Four Tips For Success
These are the most common PPC fulfillment options available to agencies.
You’ll want to identify which one will provide your agency with the most potential for scalability.
I’ve provided four tips to help you identify the most effective model to resolve The PPC Dilemma.
1. Properly Weight Your FOPs
The most effective option will be the one weighed toward your agency’s most lucrative offerings.
In other words, when it is all said and done, your FOPs should be dominated by activity related to your wheelhouse/flagship offering.
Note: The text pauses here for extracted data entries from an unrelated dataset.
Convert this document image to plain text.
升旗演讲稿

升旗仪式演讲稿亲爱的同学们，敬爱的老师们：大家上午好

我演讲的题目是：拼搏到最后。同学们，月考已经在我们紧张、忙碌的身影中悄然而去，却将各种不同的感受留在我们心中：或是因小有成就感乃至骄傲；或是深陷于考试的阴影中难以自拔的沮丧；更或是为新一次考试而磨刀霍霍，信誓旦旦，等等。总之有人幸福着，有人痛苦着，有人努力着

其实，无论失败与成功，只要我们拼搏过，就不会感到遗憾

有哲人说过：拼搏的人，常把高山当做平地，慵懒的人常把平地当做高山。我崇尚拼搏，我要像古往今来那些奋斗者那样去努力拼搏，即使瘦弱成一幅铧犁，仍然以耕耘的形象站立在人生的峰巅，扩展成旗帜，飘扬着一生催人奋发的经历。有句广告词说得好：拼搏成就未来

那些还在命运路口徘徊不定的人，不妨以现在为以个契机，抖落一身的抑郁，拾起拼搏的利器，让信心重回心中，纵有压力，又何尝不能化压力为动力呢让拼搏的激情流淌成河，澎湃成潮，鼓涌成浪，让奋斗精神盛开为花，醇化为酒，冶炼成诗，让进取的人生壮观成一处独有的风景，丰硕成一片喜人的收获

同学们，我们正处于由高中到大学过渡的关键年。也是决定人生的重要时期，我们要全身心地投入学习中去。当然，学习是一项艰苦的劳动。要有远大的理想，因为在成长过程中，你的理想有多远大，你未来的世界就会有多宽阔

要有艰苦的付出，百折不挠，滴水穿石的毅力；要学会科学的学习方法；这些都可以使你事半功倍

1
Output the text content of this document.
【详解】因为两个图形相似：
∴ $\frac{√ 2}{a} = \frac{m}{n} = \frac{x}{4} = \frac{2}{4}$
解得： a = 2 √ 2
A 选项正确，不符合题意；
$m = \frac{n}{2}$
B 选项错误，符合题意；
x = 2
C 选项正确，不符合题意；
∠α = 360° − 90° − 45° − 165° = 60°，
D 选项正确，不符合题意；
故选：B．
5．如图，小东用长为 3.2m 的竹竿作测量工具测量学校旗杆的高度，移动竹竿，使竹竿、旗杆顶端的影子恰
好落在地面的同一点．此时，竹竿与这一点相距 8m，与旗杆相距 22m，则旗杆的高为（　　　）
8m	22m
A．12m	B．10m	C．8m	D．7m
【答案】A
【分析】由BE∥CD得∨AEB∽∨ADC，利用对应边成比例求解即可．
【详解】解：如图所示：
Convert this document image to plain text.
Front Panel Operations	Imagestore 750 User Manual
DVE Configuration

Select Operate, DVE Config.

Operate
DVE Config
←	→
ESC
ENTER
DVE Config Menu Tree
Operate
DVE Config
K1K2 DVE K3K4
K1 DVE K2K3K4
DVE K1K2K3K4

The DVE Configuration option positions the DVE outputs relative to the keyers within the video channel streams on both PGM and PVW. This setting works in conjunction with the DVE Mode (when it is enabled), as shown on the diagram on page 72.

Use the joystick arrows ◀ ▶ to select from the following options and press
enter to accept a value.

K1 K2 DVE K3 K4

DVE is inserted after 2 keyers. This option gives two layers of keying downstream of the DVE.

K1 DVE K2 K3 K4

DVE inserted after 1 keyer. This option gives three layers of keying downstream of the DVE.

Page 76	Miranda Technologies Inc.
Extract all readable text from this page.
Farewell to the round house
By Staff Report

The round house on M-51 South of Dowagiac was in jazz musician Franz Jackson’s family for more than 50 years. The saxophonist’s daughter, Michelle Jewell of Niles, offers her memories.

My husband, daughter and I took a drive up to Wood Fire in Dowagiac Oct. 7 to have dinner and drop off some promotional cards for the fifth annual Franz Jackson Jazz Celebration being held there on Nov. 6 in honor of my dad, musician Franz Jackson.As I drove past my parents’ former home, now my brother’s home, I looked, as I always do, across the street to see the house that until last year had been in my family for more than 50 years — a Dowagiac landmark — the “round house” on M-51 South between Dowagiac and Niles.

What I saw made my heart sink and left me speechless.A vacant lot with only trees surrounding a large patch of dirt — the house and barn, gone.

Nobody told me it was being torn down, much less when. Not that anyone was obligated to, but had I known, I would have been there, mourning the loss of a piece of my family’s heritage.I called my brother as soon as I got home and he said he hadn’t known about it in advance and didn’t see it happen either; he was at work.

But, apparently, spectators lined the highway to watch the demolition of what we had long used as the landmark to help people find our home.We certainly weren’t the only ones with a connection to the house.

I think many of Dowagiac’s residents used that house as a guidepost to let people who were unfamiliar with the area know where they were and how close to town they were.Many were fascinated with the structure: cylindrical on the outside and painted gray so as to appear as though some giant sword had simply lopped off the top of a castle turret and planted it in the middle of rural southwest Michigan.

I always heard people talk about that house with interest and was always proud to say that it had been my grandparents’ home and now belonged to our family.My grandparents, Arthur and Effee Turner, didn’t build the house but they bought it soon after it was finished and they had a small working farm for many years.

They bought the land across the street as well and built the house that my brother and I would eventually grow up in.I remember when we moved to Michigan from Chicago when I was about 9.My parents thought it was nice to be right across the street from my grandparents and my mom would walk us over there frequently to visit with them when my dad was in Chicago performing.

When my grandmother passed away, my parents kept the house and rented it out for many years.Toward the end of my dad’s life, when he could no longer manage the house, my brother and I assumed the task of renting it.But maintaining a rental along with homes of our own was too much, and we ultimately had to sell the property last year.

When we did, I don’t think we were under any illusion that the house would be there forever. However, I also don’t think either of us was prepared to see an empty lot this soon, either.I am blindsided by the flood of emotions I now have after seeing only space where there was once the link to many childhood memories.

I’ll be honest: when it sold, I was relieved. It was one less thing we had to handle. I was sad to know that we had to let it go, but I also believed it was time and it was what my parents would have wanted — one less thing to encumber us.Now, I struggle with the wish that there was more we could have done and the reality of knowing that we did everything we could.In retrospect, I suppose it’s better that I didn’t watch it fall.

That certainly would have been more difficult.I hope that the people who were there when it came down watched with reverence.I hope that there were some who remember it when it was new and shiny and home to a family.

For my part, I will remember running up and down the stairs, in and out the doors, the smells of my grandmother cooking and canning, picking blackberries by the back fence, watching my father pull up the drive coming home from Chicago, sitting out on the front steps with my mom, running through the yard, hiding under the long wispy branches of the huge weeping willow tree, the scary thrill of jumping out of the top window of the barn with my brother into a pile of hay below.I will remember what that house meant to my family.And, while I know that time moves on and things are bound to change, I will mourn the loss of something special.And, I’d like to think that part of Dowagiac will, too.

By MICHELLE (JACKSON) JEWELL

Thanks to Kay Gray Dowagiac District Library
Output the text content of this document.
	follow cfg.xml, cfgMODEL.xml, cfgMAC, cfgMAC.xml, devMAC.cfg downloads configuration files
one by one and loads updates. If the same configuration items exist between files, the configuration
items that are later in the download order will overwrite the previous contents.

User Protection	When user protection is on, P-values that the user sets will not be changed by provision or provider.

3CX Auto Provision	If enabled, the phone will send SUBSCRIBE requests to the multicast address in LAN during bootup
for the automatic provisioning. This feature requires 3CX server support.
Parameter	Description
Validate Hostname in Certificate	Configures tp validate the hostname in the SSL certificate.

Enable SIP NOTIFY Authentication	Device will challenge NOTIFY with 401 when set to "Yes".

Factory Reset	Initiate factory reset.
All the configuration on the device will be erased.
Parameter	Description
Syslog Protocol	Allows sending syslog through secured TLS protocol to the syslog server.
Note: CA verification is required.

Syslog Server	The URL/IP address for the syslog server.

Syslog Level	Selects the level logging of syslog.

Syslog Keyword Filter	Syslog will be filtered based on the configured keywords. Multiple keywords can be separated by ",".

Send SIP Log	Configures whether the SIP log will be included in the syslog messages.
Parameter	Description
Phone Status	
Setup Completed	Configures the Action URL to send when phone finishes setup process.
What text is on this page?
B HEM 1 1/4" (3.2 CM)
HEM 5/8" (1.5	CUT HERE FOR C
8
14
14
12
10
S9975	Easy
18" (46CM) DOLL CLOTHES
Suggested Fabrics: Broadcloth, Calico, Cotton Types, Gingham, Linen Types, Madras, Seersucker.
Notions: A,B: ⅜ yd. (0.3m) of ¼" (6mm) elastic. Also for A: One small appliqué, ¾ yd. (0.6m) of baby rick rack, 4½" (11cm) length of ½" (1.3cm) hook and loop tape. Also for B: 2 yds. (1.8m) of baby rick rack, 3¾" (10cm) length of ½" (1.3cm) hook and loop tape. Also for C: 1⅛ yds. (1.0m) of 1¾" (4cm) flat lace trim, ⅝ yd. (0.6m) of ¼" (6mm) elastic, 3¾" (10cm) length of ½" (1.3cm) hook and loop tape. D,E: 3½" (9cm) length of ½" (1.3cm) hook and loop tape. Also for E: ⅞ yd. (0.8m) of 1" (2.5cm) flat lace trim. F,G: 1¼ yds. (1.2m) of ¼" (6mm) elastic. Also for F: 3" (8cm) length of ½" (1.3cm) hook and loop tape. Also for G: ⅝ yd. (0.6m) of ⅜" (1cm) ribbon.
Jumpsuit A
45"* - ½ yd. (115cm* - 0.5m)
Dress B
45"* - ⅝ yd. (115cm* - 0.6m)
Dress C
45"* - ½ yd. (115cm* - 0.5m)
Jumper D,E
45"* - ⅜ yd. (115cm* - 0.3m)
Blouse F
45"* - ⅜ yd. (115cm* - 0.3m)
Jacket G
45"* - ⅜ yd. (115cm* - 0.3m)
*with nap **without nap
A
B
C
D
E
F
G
Consider asking yourself, “Which model will minimize PPC fulfillment’s production factors while still allowing us to profit from its output/deliverables?”
2. Be Proactive
When confronted with opportunities like this, it is easy to be ruled by the tyranny of the urgent.
Don’t limit yourself to thinking about what would help you now; consider your potential 6 – 12 months from now.
To flesh this out, imagine yourself 12 months from now saying, “I wish I would have __________,” and then take measures to avoid that regret.
3. Don’t Underestimate PPC
Many aspects of an agency are evaluated, but few are as important as PPC.
Consider the number of users on Google and Facebook, the high level of intent associated with PPC, and the unmatched control over marketing dollars available to advertisers.
This is not a facet of digital marketing that you want to take lightly.
4. Remember Opportunity Cost
Instead of looking strictly at direct costs, remember to respect and factor in opportunity costs when making strategic decisions.
When we emphasize secondary priorities, we miss opportunities to zero in on what most contributes to our success.
This can be likened to the inverse of diminishing returns.
Make A Confident Decision
In his book, “From Good to Great,” Jim Collins observed that you need to confront the facts to make good decisions.
There are fewer effective ways to do this than basing decisions on proven scientific laws.
You can relax and make a call that economists back.
If appropriately executed, you can look back 12 months from now with a strong sense of satisfaction, knowing you made a wise move.